О том, что когда-то Пола была влюблена в Эрика Сирза, свидетельствовали письма, которые к ней приходили. Память о том молчала. То есть преподносила ей отрывочные события и поступки, не поддающиеся иному объяснению, кроме того, что она была в него влюблена. Сама же любовь не оставила по себе воспоминаний. Ее не просто убило, но напрочь выключило из ясной цепочки осознанных и памятных дней потрясение от той чудовищной сцены.
Эрик Сирз стал причиной развода Полы. Ричард Биранн, которому она без конца спускала его измены, с нерассуждающей жестокостью ревнивца развелся с нею, стоило ей оступиться один-единственный раз. Причина причин — наваждение страсти к Эрику — стерлась у нее бесследно, но остальное не изжилось до сих пор.

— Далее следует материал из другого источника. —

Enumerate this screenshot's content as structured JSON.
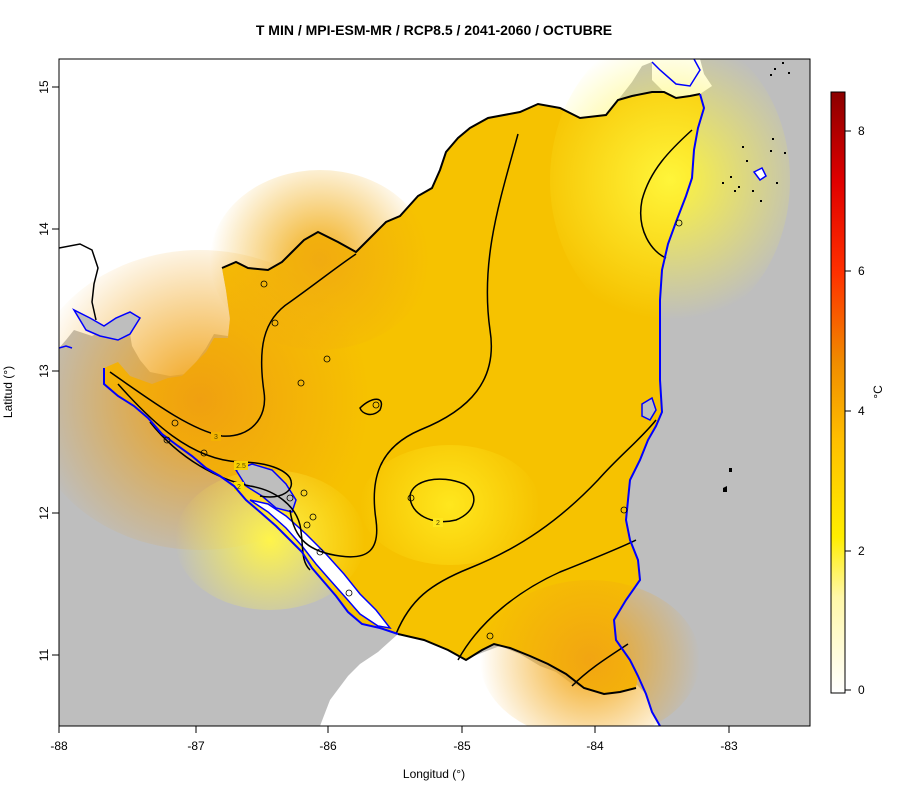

То страшное время, стыд и горе, были по-прежнему живы в ней — ни свыкнуться, ни примириться. Она поступила безрассудно — дурно поступила, и ничего не сошло ей с рук. Гордости ее, достоинству, возвышенному представлению о себе был нанесен свирепый удар, и эта рана по-прежнему болела и жгла днем и ночью. Пола думала, что об этом никто не знает, хотя, размышляя, говорила себе подчас, что Ричард-то знает наверняка.
Роман с Эриком — совсем короткий, надо сказать, — казался ей теперь чем-то невыразимо пошлым, ничтожным, в чем она положительно не могла участвовать, — как ни старайся, это не укладывалось в голове. Терпимая по отношению к другим, по отношению к Ричарду в прошлом, Пола считала, что сохранять верность в браке очень важно. Неверность унизительна, она, как правило, влечет за собою ложь или по крайней мере недомолвки, утайки. Для Полы имел большое значение «нравственный стиль», если можно так выразиться. Кто-то сказал о ней однажды, не вполне справедливо: «Для нее главное не то, какую мерзость вы совершили, а каким тоном вы скажете об этом». Во всяком случае, к тому времени, как распался ее брак, Пола почти что убедила мужа, что ей более всего ненавистны не сами его похождения, а его вранье о них. И в собственном поведении тогда ее прежде всего оскорбляло не то, что она спала с Эриком, а то, что опустилась до полуправды в отношениях с Ричардом, играла мелкую, суетливую роль, дала вовлечь себя в чуждую ей, неуправляемую ситуацию. Сожаления грызли ее, не утихая, и, когда бы не постоянные усилия воли и доводы рассудка, окончательно отравили бы ей жизнь. Как повернулись бы события, не разразись та жуткая сцена с Ричардом, неизвестно. Ричард, пожалуй, развелся бы с нею в любом случае, он не помнил себя от ярости. Трудно было вообразить, что она продолжала бы любить Эрика. Из-за него она лишилась слишком многого. Хотя на самом деле уничтожило ее любовь — и, кажется, мгновенно — то сокрушительное поражение, которое он потерпел от рук Ричарда. Несправедливость — да, но та глубинная, не объяснимая логикой несправедливость, что свойственна силам, управляющим нами в самые роковые минуты, — силам, которые мы вынуждены признавать в нашей жизни как нечто исходящее свыше, и никакая мораль тут ни при чем. Та сцена неотступным кошмаром преследовала Полу до сих пор: перекошенное лицо Ричарда, вопли Эрика, кровь повсюду, куда ни повернись. Все трое, разумеется, сделали вид, что произошла ужасная случайность.